The time is ripe for Gender Reconciliation. Virtually every society on earth is afflicted by gender injustice, and the entire human family lives under a kind of systemic “gender apartheid” that oppresses both women and men.
In every segment of society, irrespective of race, class, religion, or sexual orientation, women and men grapple daily with the profound impacts of cultural conditioning around gender and sexuality. The profound and debilitating impacts of (cultural) conditioning; homophobia, patriarchal oppression, the tyranny of physical beauty over inner essence, sexual abuse, violation of right relationship- the symptoms are legion. Gender Reconciliation is needed everywhere, yet exists almost nowhere today.
We create a safe space for women and men separately and jointly. And we start a process that frequently leads to breakthroughs in mutual understanding, forgiveness and reconciliation.
A specific Gender Reconciliation forum, takes three days. Through careful facilitation, Gender Equity and Reconciliation programmes provide a rare setting to jointly confront the historical and cross-cultural origins of gender oppression and exploitation, and to reach mutual healing and understanding.

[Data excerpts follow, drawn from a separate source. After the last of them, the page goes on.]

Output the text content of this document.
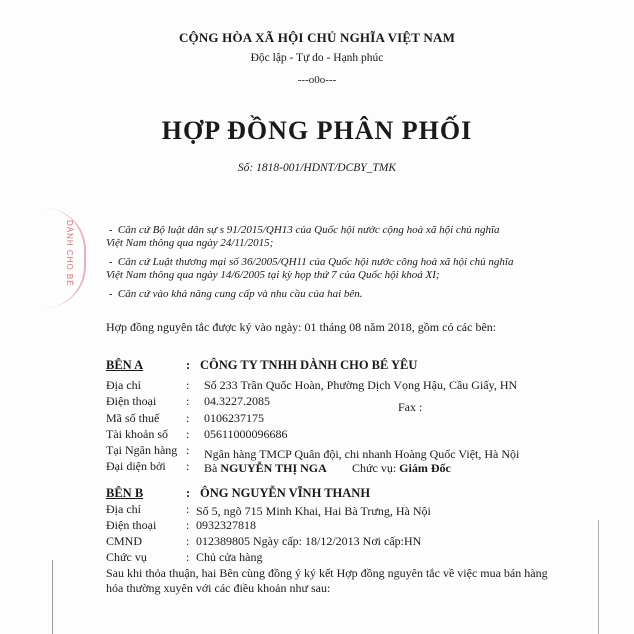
DÀNH CHO BÉ
CỘNG HÒA XÃ HỘI CHỦ NGHĨA VIỆT NAM
Độc lập - Tự do - Hạnh phúc
---o0o---
HỢP ĐỒNG PHÂN PHỐI
Số: 1818-001/HDNT/DCBY_TMK
- Căn cứ Bộ luật dân sự s 91/2015/QH13 của Quốc hội nước cộng hoà xã hội chủ nghĩa
Việt Nam thông qua ngày 24/11/2015;
- Căn cứ Luật thương mại số 36/2005/QH11 của Quốc hội nước công hoà xã hội chủ nghĩa
Việt Nam thông qua ngày 14/6/2005 tại kỳ họp thứ 7 của Quốc hội khoá XI;
- Căn cứ vào khả năng cung cấp và nhu cầu của hai bên.
Hợp đồng nguyên tắc được ký vào ngày: 01 tháng 08 năm 2018, gồm có các bên:
BÊN A	: CÔNG TY TNHH DÀNH CHO BÉ YÊU
Địa chỉ	: Số 233 Trần Quốc Hoàn, Phường Dịch Vọng Hậu, Cầu Giấy, HN
Điện thoại : 04.3227.2085	Fax :
Mã số thuế : 0106237175
Tài khoản số : 05611000096686
Tại Ngân hàng : Ngân hàng TMCP Quân đội, chi nhanh Hoàng Quốc Việt, Hà Nội
Đại diện bởi : Bà NGUYỄN THỊ NGA Chức vụ: Giám Đốc
BÊN B	: ÔNG NGUYỄN VĨNH THANH
Địa chỉ	: Số 5, ngõ 715 Minh Khai, Hai Bà Trưng, Hà Nội
Điện thoại : 0932327818
CMND	: 012389805 Ngày cấp: 18/12/2013 Nơi cấp:HN
Chức vụ	: Chủ cửa hàng
Sau khi thỏa thuận, hai Bên cùng đồng ý ký kết Hợp đồng nguyên tắc về việc mua bán hàng
hóa thường xuyên với các điều khoản như sau:
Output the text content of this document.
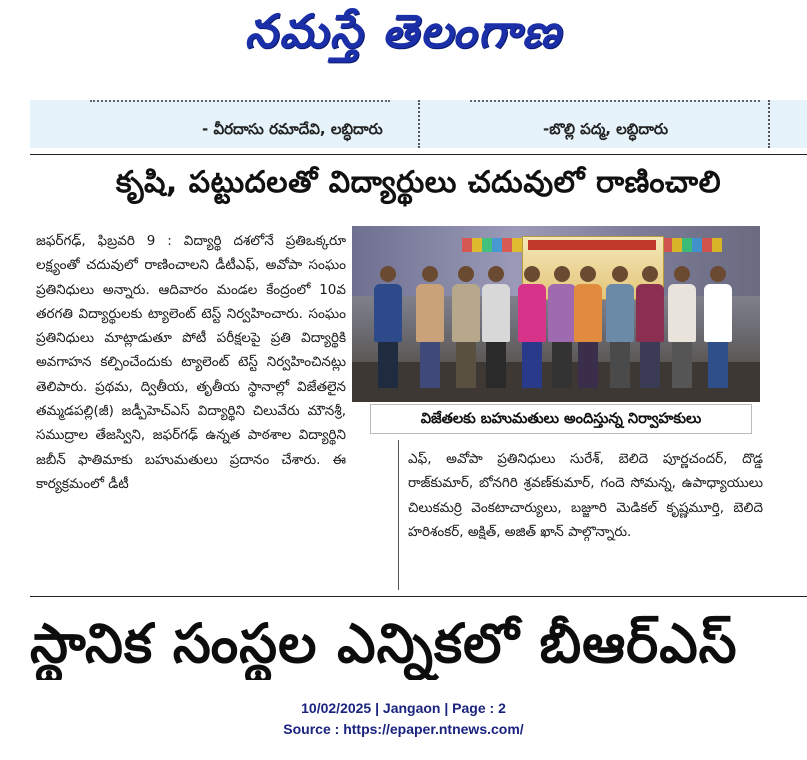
నమస్తే తెలంగాణ
- వీరదాసు రమాదేవి, లబ్ధిదారు	-బొల్లి పద్మ, లబ్ధిదారు
కృషి, పట్టుదలతో విద్యార్థులు చదువులో రాణించాలి

జఫర్‌గఢ్, ఫిబ్రవరి 9 : విద్యార్థి దశలోనే ప్రతిఒక్కరూ లక్ష్యంతో చదువులో రాణించాలని డీటీఎఫ్, అవోపా సంఘం ప్రతినిధులు అన్నారు. ఆదివారం మండల కేంద్రంలో 10వ తరగతి విద్యార్థులకు ట్యాలెంట్ టెస్ట్ నిర్వహించారు. సంఘం ప్రతినిధులు మాట్లాడుతూ పోటీ పరీక్షలపై ప్రతి విద్యార్థికి అవగాహన కల్పించేందుకు ట్యాలెంట్ టెస్ట్ నిర్వహించినట్లు తెలిపారు. ప్రథమ, ద్వితీయ, తృతీయ స్థానాల్లో విజేతలైన తమ్మడపల్లి(జీ) జడ్పీహెచ్ఎస్ విద్యార్థిని చిలువేరు మౌనశ్రీ, సముద్రాల తేజస్విని, జఫర్‌గఢ్ ఉన్నత పాఠశాల విద్యార్థిని జబీన్ ఫాతిమాకు బహుమతులు ప్రదానం చేశారు. ఈ కార్యక్రమంలో డీటీ

విజేతలకు బహుమతులు అందిస్తున్న నిర్వాహకులు

ఎఫ్, అవోపా ప్రతినిధులు సురేశ్, బెలిదె పూర్ణచందర్, దొడ్డ రాజ్‌కుమార్, బోనగిరి శ్రవణ్‌కుమార్, గందె సోమన్న, ఉపాధ్యాయులు చిలుకమర్రి వెంకటాచార్యులు, బజ్జూరి మెడికల్ కృష్ణమూర్తి, బెలిదె హరిశంకర్, అక్షిత్, అజిత్ ఖాన్ పాల్గొన్నారు.

స్థానిక సంస్థల ఎన్నికలో బీఆర్ఎస్
10/02/2025 | Jangaon | Page : 2
Source : https://epaper.ntnews.com/
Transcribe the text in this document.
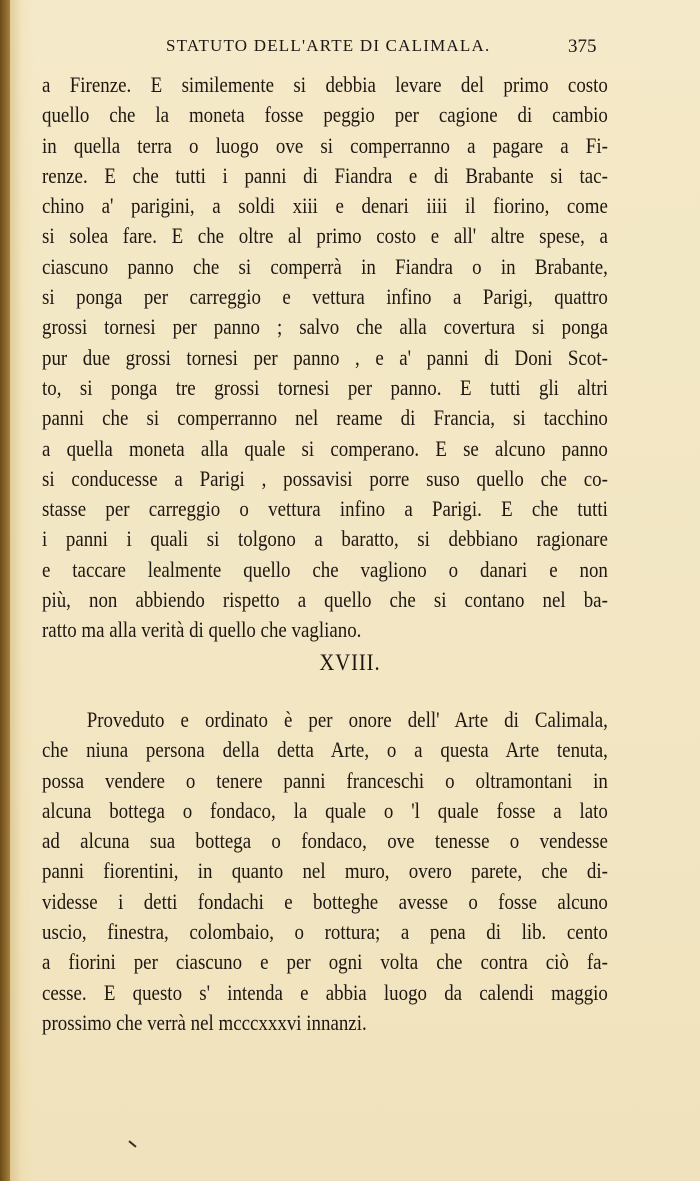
STATUTO DELL'ARTE DI CALIMALA.	375
a Firenze. E similemente si debbia levare del primo costo
quello che la moneta fosse peggio per cagione di cambio
in quella terra o luogo ove si comperranno a pagare a Fi-
renze. E che tutti i panni di Fiandra e di Brabante si tac-
chino a' parigini, a soldi xiii e denari iiii il fiorino, come
si solea fare. E che oltre al primo costo e all' altre spese, a
ciascuno panno che si comperrà in Fiandra o in Brabante,
si ponga per carreggio e vettura infino a Parigi, quattro
grossi tornesi per panno ; salvo che alla covertura si ponga
pur due grossi tornesi per panno , e a' panni di Doni Scot-
to, si ponga tre grossi tornesi per panno. E tutti gli altri
panni che si comperranno nel reame di Francia, si tacchino
a quella moneta alla quale si comperano. E se alcuno panno
si conducesse a Parigi , possavisi porre suso quello che co-
stasse per carreggio o vettura infino a Parigi. E che tutti
i panni i quali si tolgono a baratto, si debbiano ragionare
e taccare lealmente quello che vagliono o danari e non
più, non abbiendo rispetto a quello che si contano nel ba-
ratto ma alla verità di quello che vagliano.
XVIII.
Proveduto e ordinato è per onore dell' Arte di Calimala,
che niuna persona della detta Arte, o a questa Arte tenuta,
possa vendere o tenere panni franceschi o oltramontani in
alcuna bottega o fondaco, la quale o 'l quale fosse a lato
ad alcuna sua bottega o fondaco, ove tenesse o vendesse
panni fiorentini, in quanto nel muro, overo parete, che di-
videsse i detti fondachi e botteghe avesse o fosse alcuno
uscio, finestra, colombaio, o rottura; a pena di lib. cento
a fiorini per ciascuno e per ogni volta che contra ciò fa-
cesse. E questo s' intenda e abbia luogo da calendi maggio
prossimo che verrà nel mcccxxxvi innanzi.
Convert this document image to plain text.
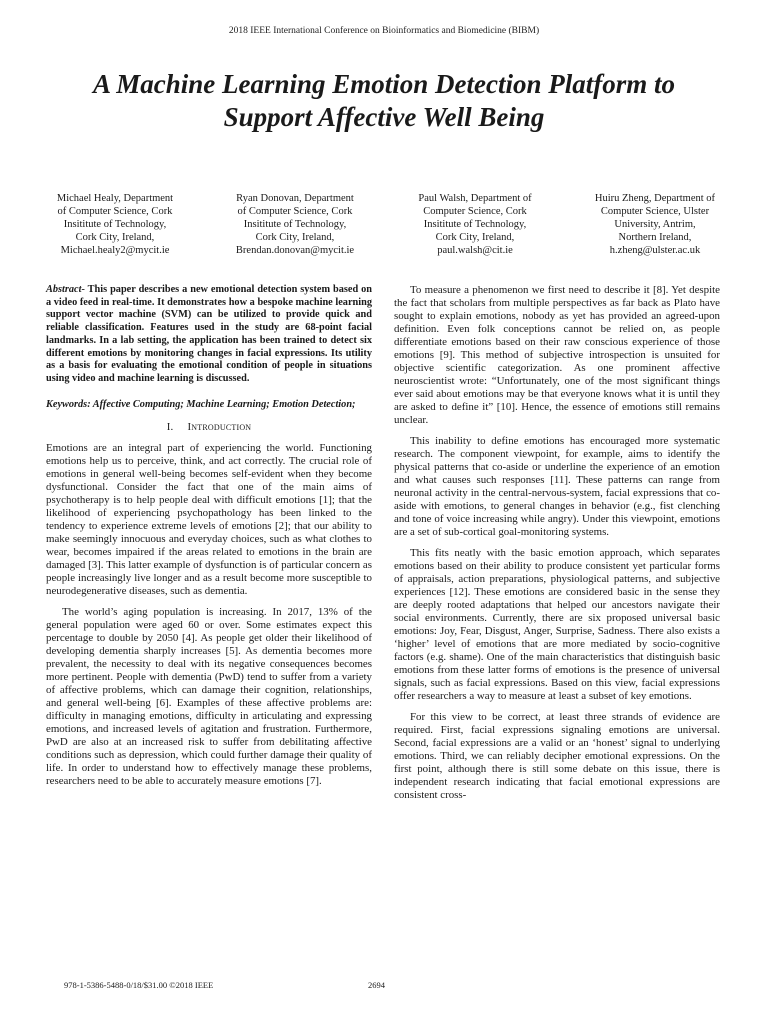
2018 IEEE International Conference on Bioinformatics and Biomedicine (BIBM)
A Machine Learning Emotion Detection Platform to
Support Affective Well Being
Michael Healy, Department
of Computer Science, Cork
Insititute of Technology,
Cork City, Ireland,
Michael.healy2@mycit.ie
Ryan Donovan, Department
of Computer Science, Cork
Insititute of Technology,
Cork City, Ireland,
Brendan.donovan@mycit.ie
Paul Walsh, Department of
Computer Science, Cork
Insititute of Technology,
Cork City, Ireland,
paul.walsh@cit.ie
Huiru Zheng, Department of
Computer Science, Ulster
University, Antrim,
Northern Ireland,
h.zheng@ulster.ac.uk

Abstract- This paper describes a new emotional detection system based on a video feed in real-time. It demonstrates how a bespoke machine learning support vector machine (SVM) can be utilized to provide quick and reliable classification. Features used in the study are 68-point facial landmarks. In a lab setting, the application has been trained to detect six different emotions by monitoring changes in facial expressions. Its utility as a basis for evaluating the emotional condition of people in situations using video and machine learning is discussed.

Keywords: Affective Computing; Machine Learning; Emotion Detection;

I. Introduction

Emotions are an integral part of experiencing the world. Functioning emotions help us to perceive, think, and act correctly. The crucial role of emotions in general well-being becomes self-evident when they become dysfunctional. Consider the fact that one of the main aims of psychotherapy is to help people deal with difficult emotions [1]; that the likelihood of experiencing psychopathology has been linked to the tendency to experience extreme levels of emotions [2]; that our ability to make seemingly innocuous and everyday choices, such as what clothes to wear, becomes impaired if the areas related to emotions in the brain are damaged [3]. This latter example of dysfunction is of particular concern as people increasingly live longer and as a result become more susceptible to neurodegenerative diseases, such as dementia.

The world’s aging population is increasing. In 2017, 13% of the general population were aged 60 or over. Some estimates expect this percentage to double by 2050 [4]. As people get older their likelihood of developing dementia sharply increases [5]. As dementia becomes more prevalent, the necessity to deal with its negative consequences becomes more pertinent. People with dementia (PwD) tend to suffer from a variety of affective problems, which can damage their cognition, relationships, and general well-being [6]. Examples of these affective problems are: difficulty in managing emotions, difficulty in articulating and expressing emotions, and increased levels of agitation and frustration. Furthermore, PwD are also at an increased risk to suffer from debilitating affective conditions such as depression, which could further damage their quality of life. In order to understand how to effectively manage these problems, researchers need to be able to accurately measure emotions [7].

To measure a phenomenon we first need to describe it [8]. Yet despite the fact that scholars from multiple perspectives as far back as Plato have sought to explain emotions, nobody as yet has provided an agreed-upon definition. Even folk conceptions cannot be relied on, as people differentiate emotions based on their raw conscious experience of those emotions [9]. This method of subjective introspection is unsuited for objective scientific categorization. As one prominent affective neuroscientist wrote: “Unfortunately, one of the most significant things ever said about emotions may be that everyone knows what it is until they are asked to define it” [10]. Hence, the essence of emotions still remains unclear.

This inability to define emotions has encouraged more systematic research. The component viewpoint, for example, aims to identify the physical patterns that co-aside or underline the experience of an emotion and what causes such responses [11]. These patterns can range from neuronal activity in the central-nervous-system, facial expressions that co-aside with emotions, to general changes in behavior (e.g., fist clenching and tone of voice increasing while angry). Under this viewpoint, emotions are a set of sub-cortical goal-monitoring systems.

This fits neatly with the basic emotion approach, which separates emotions based on their ability to produce consistent yet particular forms of appraisals, action preparations, physiological patterns, and subjective experiences [12]. These emotions are considered basic in the sense they are deeply rooted adaptations that helped our ancestors navigate their social environments. Currently, there are six proposed universal basic emotions: Joy, Fear, Disgust, Anger, Surprise, Sadness. There also exists a ‘higher’ level of emotions that are more mediated by socio-cognitive factors (e.g. shame). One of the main characteristics that distinguish basic emotions from these latter forms of emotions is the presence of universal signals, such as facial expressions. Based on this view, facial expressions offer researchers a way to measure at least a subset of key emotions.

For this view to be correct, at least three strands of evidence are required. First, facial expressions signaling emotions are universal. Second, facial expressions are a valid or an ‘honest’ signal to underlying emotions. Third, we can reliably decipher emotional expressions. On the first point, although there is still some debate on this issue, there is independent research indicating that facial emotional expressions are consistent cross-

978-1-5386-5488-0/18/$31.00 ©2018 IEEE	2694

Gender Reconciliation programs also help to implement South Africa’s domestic legislation against gender-based violence, such as Section 9 of the country’s Constitution, which forbids discrimination on the basis of sex, gender, or sexual orientation; the Domestic Violence Act No. 116 of 1998; the Criminal Law (sexual offences and related matters) Amendment Act 2007 (Act No. 32 of 2007); the 365 Day National Action Plan for Ending Violence Against Women and Children, adopted in March 2007; and the Protection from Sexual Harassment Act 17 of 2011.
Gender Reconciliation programs are introduced at local communities, universities, prisons, social justice groups, therapeutic networks, and Members of Parliament (MPs). The programmes are facilitated by facilitators from diverse racial and ethnic backgrounds, and faiths.
Victory for Equality’s work currently focuses on field- and workshop locations in Johannesburg, the Western Cape and Cape Town.